Unmet Needs of Patients With Severe Von Willebrand Disease and Their Caregivers: A Qualitative Study on Current Standard of Care in Canada

OBJECTIVES: Von Willebrand disease (VWD) is a hereditary bleeding disorder linked to a deficiency of von Willebrand factor. The impact of living with VWD and the associated burden of disease management is poorly understood. This study aimed to examine key areas of unmet needs and explore the experiences of patients with severe VWD and their caregivers in Canada.

METHODS: A qualitative study using constant comparison technique for thematic analysis targeted adult patients with severe VWD (self-BAT > 10) and their caregivers. Eligible participants underwent a semi-structured telephone interview and were invited to participate in a virtual focus group. Themes covered included the impact of VWD on daily life, satisfaction with existing therapies, disease management, and new treatment expectations.
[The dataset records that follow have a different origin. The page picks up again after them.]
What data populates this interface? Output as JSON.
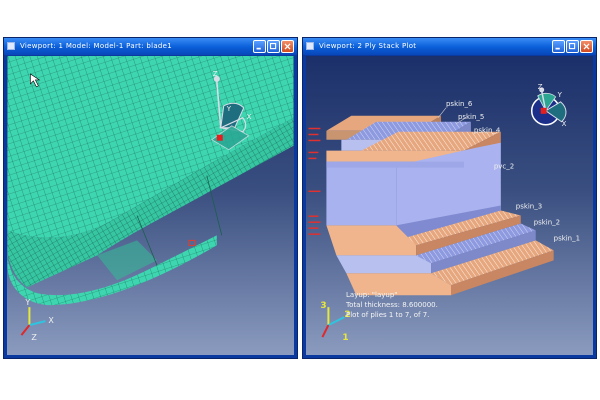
{
  "viewport1": {
    "title": "Viewport: 1    Model: Model-1    Part: blade1",
    "triad": {
      "x": "X",
      "y": "Y",
      "z": "Z"
    },
    "csys": {
      "x": "X",
      "y": "Y",
      "z": "Z"
    }
  },
  "viewport2": {
    "title": "Viewport: 2        Ply Stack Plot",
    "plies": [
      "pskin_6",
      "pskin_5",
      "pskin_4",
      "pvc_2",
      "pskin_3",
      "pskin_2",
      "pskin_1"
    ],
    "info": {
      "layup": "Layup: \"layup\"",
      "thickness": "Total thickness: 8.600000.",
      "plot": "Plot of plies 1 to 7, of 7."
    },
    "triad": {
      "one": "1",
      "two": "2",
      "three": "3"
    },
    "csys": {
      "x": "X",
      "y": "Y",
      "z": "Z"
    },
    "colors": {
      "skin": "#e7a77e",
      "stripe": "#ffffff",
      "ply_blue": "#8e9ae0",
      "core": "#a8b2ee",
      "mesh": "#3ed6b0"
    }
  }
}
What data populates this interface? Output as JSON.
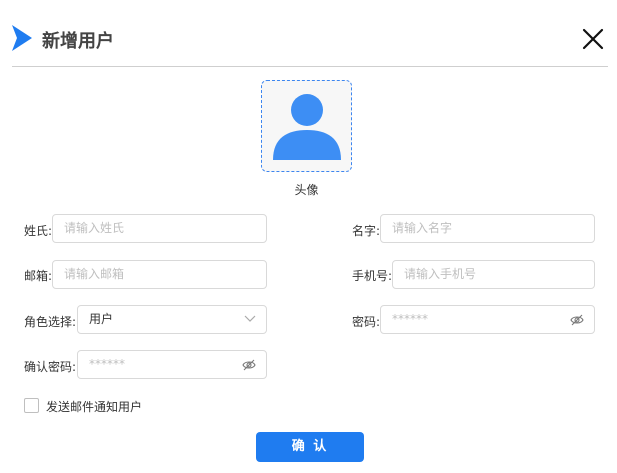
{
  "dialog": {
    "title": "新增用户",
    "accent_color": "#1f7cf0",
    "logo_icon": "play-chevron-icon",
    "close_icon": "close-x-icon"
  },
  "avatar": {
    "label": "头像",
    "icon": "user-silhouette-icon",
    "icon_color": "#3d8ef4"
  },
  "form": {
    "last_name": {
      "label": "姓氏:",
      "placeholder": "请输入姓氏"
    },
    "first_name": {
      "label": "名字:",
      "placeholder": "请输入名字"
    },
    "email": {
      "label": "邮箱:",
      "placeholder": "请输入邮箱"
    },
    "phone": {
      "label": "手机号:",
      "placeholder": "请输入手机号"
    },
    "role": {
      "label": "角色选择:",
      "value": "用户",
      "icon": "chevron-down-icon"
    },
    "password": {
      "label": "密码:",
      "placeholder": "******",
      "icon": "eye-off-icon"
    },
    "confirm_password": {
      "label": "确认密码:",
      "placeholder": "******",
      "icon": "eye-off-icon"
    },
    "notify": {
      "label": "发送邮件通知用户",
      "checked": false
    }
  },
  "actions": {
    "confirm_label": "确 认"
  }
}
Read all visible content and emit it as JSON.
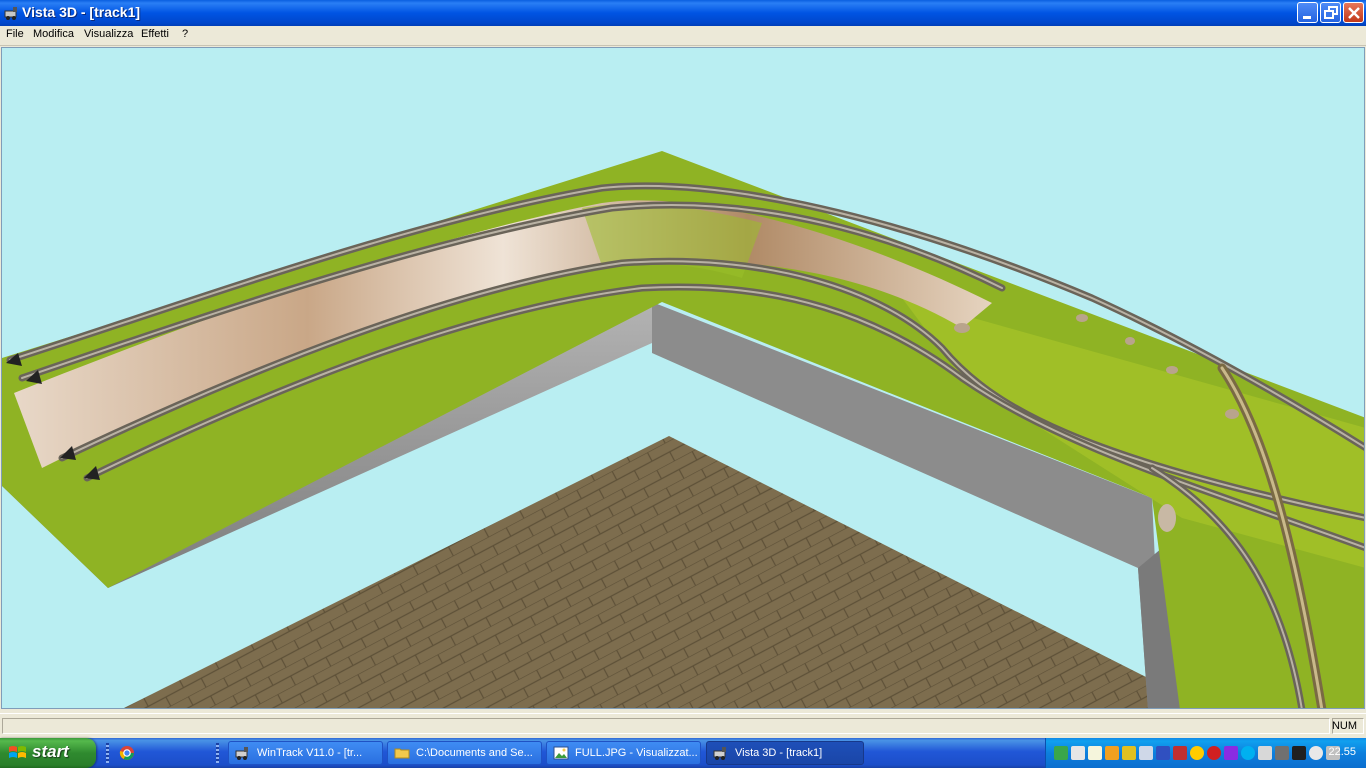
{
  "window": {
    "title": "Vista 3D - [track1]",
    "icon": "train-icon"
  },
  "menu": [
    "File",
    "Modifica",
    "Visualizza",
    "Effetti",
    "?"
  ],
  "statusbar": {
    "num": "NUM"
  },
  "taskbar": {
    "start_label": "start",
    "quick_launch": [
      "chrome-icon"
    ],
    "tasks": [
      {
        "label": "WinTrack  V11.0 - [tr...",
        "icon": "train-icon",
        "active": false
      },
      {
        "label": "C:\\Documents and Se...",
        "icon": "folder-icon",
        "active": false
      },
      {
        "label": "FULL.JPG - Visualizzat...",
        "icon": "image-viewer-icon",
        "active": false
      },
      {
        "label": "Vista 3D - [track1]",
        "icon": "train-icon",
        "active": true
      }
    ],
    "clock": "22.55"
  },
  "colors": {
    "sky": "#b9eef2",
    "grass": "#8fb324",
    "wall": "#9a9a9a",
    "floor": "#7d6d4e",
    "taskbar": "#245edb",
    "titlebar": "#0054e3"
  }
}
RESULTS: The study included 10 VWD patients (7 females, 3 males) and 2 caregivers. Among patients, 7 reported that VWD negatively impacted their quality of life, particularly due to physical health limitations. Although the majority (7 out of 10) were satisfied with current prophylaxis treatments, 3 patients feared the potential lack of bleed control and the risk of plasma contamination. Half of the patients experienced adverse events and difficulties with product storage and handling. Seven patients (6 females, 1 male) and both caregivers expressed mental health burdens, including stress and anxiety. Females were disproportionately impacted by VWD-related menorrhagia. A common theme among participants was the need for improved education and awareness of VWD among healthcare professionals and the public. Seven patients expressed the need for improved and less invasive treatment administration, while caregivers cited the need for increased support services in accessing healthcare.

CONCLUSIONS: VWD poses significant burdens on the physical health, quality of life, and well-being of patients and caregivers. There is an opportunity to improve available treatment options and optimize care.